Partners HealthCare Receives 31% of Massachusetts Payers' Acute-Care Spending

A state analysis found Boston-based Partners HealthCare received 31 percent of all the money commercial Massachusetts payers spent on acute-care hospital services last year, according to a Boston Globe report.

The finding is part of the first annual report on Massachusetts' healthcare market, which is required under Gov. Deval Patrick's 2012 healthcare cost-control law.

Partners said it received the majority of payers' acute-care spending because it treats more patients than any other provider in the state, according to the report. A spokesperson for the system said more than 1.5 million patients visit a Partners hospital or physician each year, making the report's results unsurprising.  

Partners-affiliated physicians also received 25 percent of the money paid to physicians in 2011, according to the report.

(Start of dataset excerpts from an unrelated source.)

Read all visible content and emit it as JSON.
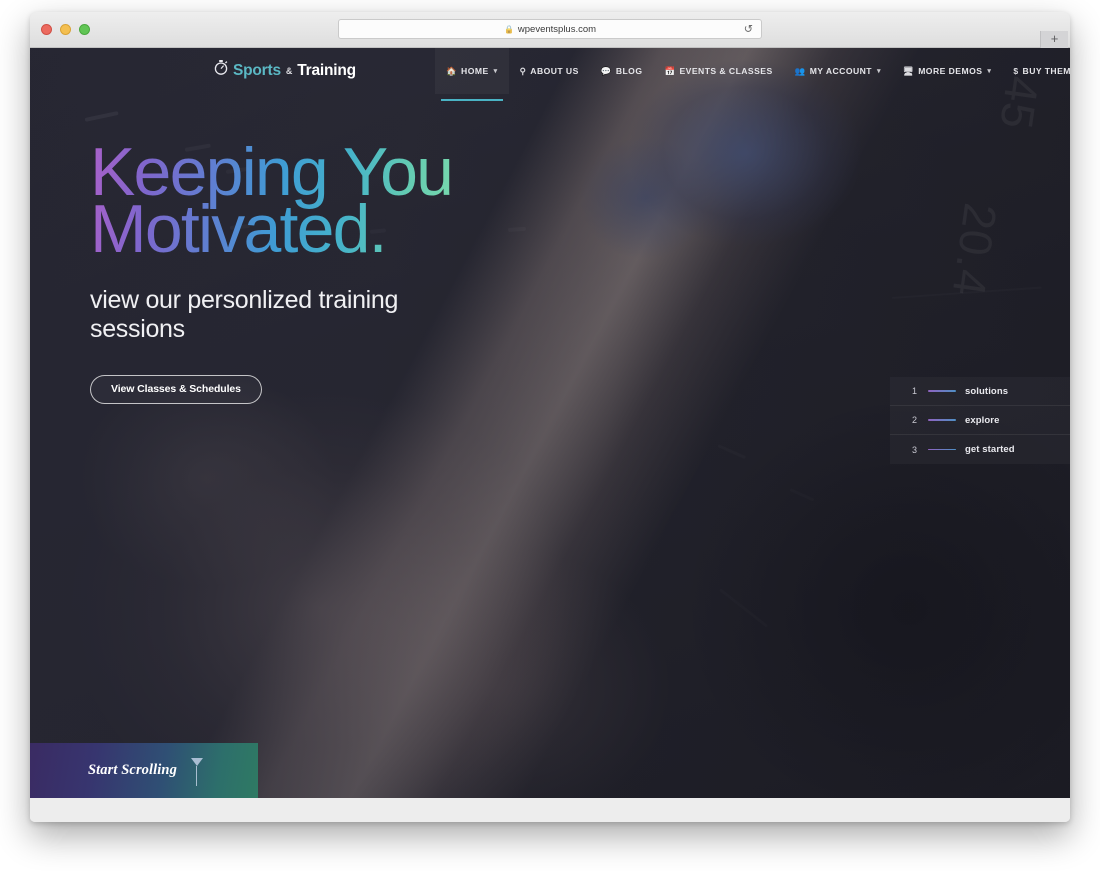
{
  "browser": {
    "url": "wpeventsplus.com",
    "lock_icon": "lock-icon",
    "reload_icon": "reload-icon",
    "newtab_label": "+",
    "traffic_lights": [
      "close",
      "minimize",
      "maximize"
    ]
  },
  "site": {
    "logo": {
      "icon": "stopwatch-icon",
      "primary": "Sports",
      "amp": "&",
      "secondary": "Training"
    },
    "nav": [
      {
        "icon": "home-icon",
        "label": "HOME",
        "caret": "▾",
        "active": true
      },
      {
        "icon": "pin-icon",
        "label": "ABOUT US",
        "caret": "",
        "active": false
      },
      {
        "icon": "comment-icon",
        "label": "BLOG",
        "caret": "",
        "active": false
      },
      {
        "icon": "calendar-icon",
        "label": "EVENTS & CLASSES",
        "caret": "",
        "active": false
      },
      {
        "icon": "users-icon",
        "label": "MY ACCOUNT",
        "caret": "▾",
        "active": false
      },
      {
        "icon": "desktop-icon",
        "label": "MORE DEMOS",
        "caret": "▾",
        "active": false
      },
      {
        "icon": "dollar-icon",
        "label": "BUY THEME",
        "caret": "",
        "active": false
      }
    ]
  },
  "hero": {
    "title_line1": "Keeping You",
    "title_line2": "Motivated.",
    "subtitle": "view our personlized training sessions",
    "cta_label": "View Classes & Schedules",
    "gradient_start": "#a961c9",
    "gradient_end": "#79d9ac",
    "background_numbers": [
      "45",
      "20.4"
    ]
  },
  "slide_nav": [
    {
      "number": "1",
      "label": "solutions"
    },
    {
      "number": "2",
      "label": "explore"
    },
    {
      "number": "3",
      "label": "get started"
    }
  ],
  "scroll_cue": {
    "label": "Start Scrolling",
    "arrow_icon": "arrow-down-icon"
  }
}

After Partners, hospitals associated with Boston-based Caregroup, including Beth Israel Deaconess Medical Center, received about 10 percent of the money spent on hospital care. Newton-based Atrius Health received 11 percent of all dollars spent on physician services.

Overall, 80 percent of insurance payments went to Massachusetts providers that charge the highest prices, including Partners, Pittsfield-based Berkshire Health Systems, and Atrius, according to the report.

Massachusetts' newly formed Center for Health Information and Analysis prepared the report.